The New
                Weekly Studies
                Studies This Week's New Studies 
                by Jon Sindell 
                A new study
                from the University Of Washington finds that dog
                walkers who walk their dogs on their right-hand
                side on the eastern bank of streets situated
                along true north-south axes are 21% more likely
                than left-hand-side dog walkers to report
                satisfaction with their dog-walking experience.
                The study's authors theorize that the heightened
                frontal exposure to south-generated solar
                emanations experienced by right-side eastern-bank
                walkers may account for much of the discrepancy,
                though the authors do not rule out a differential
                effect from the Earth's magnetic field. Eighty-eight
                percent of dog-walking experts consulted hail the
                study as support for an official governmental
                recommendation that dog-walkers situated in the
                Northern Hemisphere walk their dogs on the right-hand
                side of the eastern bank of true north-south
                streets, but caution that research needs to be
                conducted into the effect of sun hats of varying
                brim dimensions in combatting the deleterious
                effects of increased exposure to direct solar
                emanations. 
                A new study
                released by the Department of Urban Health of the
                City of Toronto has found that urban
                schoolchildren who engaged in forty-five minutes
                or more of Unstructured Outdoor Play per day
                experienced fewer symptoms of depression and
                hyperactivity than children who did not. The five-year
                longitudinal study, which followed children from
                age seven through age twelve, also detected an
                inverse correlation between the quantum of a
                participant's UOP and the participant's body-mass
                index. Participants who engaged in the most UOP,
                according to the study, reported the highest
                levels of Fully Unalloyed Naturalness and engaged
                in the lowest frequency of Dysfunctional
                Interactions with Peers. One seven-year-old study
                participant, Janelle Bradford, told researchers:
                "I like to play." 
                A new study in
                the field of Global Advanced Gastronomical
                Studies has found a higher incidence of nascent
                symptions of pre-carpal-tunnel syndrome in
                British "tines-down" diners as compared
                with American "hand-switchers," i.e.,
                diners who switch their tined dining utensil from
                their non-dominant to their dominant hand before
                conveying captured food materials to their
                ingestional orifice. The study by the GAGS
                Institute, the most comprehensive of its kind,
                surveyed approximately seventy-two-thousand
                subjects from the United States and Great Britain,
                and found that 1.077% of British "tines-down"
                diners reported at least mild nascent symptoms of
                pre-carpal-tunnel syndrome in their non-dominant
                arm, as compared with only 1.065% of American
                diners. Medical experts attribute the increased
                level of symptomology among tines-down diners to
                the greater degree of supination of the non-dominant
                wrist required to complete the ingestional
                protocol. Conversely, 1.072% of American "hand-switchers"
                reported at least mild early symptoms of pre-carpal-tunnel
                syndrome in their dominant arm, as compared with
                only 1.068% of British diners. The GAGS Institute
                anticipates partnering with the University Of
                Washington to compare the rates of pre-carpal-tunnel
                syndrome among tines-down and tines-up diners in
                the Southern versus the Northern Hemisphere. 
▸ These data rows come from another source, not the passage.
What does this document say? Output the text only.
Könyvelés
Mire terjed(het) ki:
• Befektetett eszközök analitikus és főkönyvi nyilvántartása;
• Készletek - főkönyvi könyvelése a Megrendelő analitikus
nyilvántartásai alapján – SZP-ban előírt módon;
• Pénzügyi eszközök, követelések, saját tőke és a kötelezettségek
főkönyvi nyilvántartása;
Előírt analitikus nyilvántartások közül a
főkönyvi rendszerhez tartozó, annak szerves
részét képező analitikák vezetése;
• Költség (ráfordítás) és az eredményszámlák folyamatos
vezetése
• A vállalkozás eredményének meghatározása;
                A new survey
                with dramatic implications for the intersection
                of personal hygiene and public health has found
                an inverse correlation between the time subjects
                spend in the bathroom attending to personal
                hygiene and the quantum of time elapsed since the
                bathroom was last painted. The three-year survey,
                funded by the nonprofit Pigmental Advanced
                Institute for Necessary Tints, found that those
                subjects whose bathrooms had been repainted most
                recently spent an average of 36.4% more time
                attending to every one of the personal-hygiene
                dimensions studied, i.e.: dental care, hand-washing,
                ear-wax removal, and belly-button-lint extraction.
                The study further found that the effect remained
                constant whether the bathroom had been repainted
                in lovely Sea Foam Green, soothing South Seas
                Breeze, or invigorating Crystal Stream. The study
                has been lauded by public-health officials in
                dozens of cities, many of which have already
                commissioned studies of the effect of new paint
                jobs on the productivity of public-health
                officials. 
                Finally, a
                bifurcated attitudinal study of college graduates
                and tenured non-STEM professors finds a strong
                correlation between respondents' occupational and
                temporal status and their perception of the value
                of a non-STEM education, with 99.9% of tenured
                professors categorizing a non-STEM college
                education as "essential," "vital,"
                or "indispensable," while only 45% of
                graduates one-to-five years removed from college
                used the same terms to describe their education,
                with 55% classifying their education as "banal,"
                "lame," or "a ceaseless deluge of
                doctrinal sludge." Meanwhile, 82.3% of non-STEM
                graduates five or more years removed from college
                categorized their education as either "Eff
                off!" or "A bloody fookin' waste of
                time," with 1.3% jabbing a fork into the
                investigator's nose, tines up.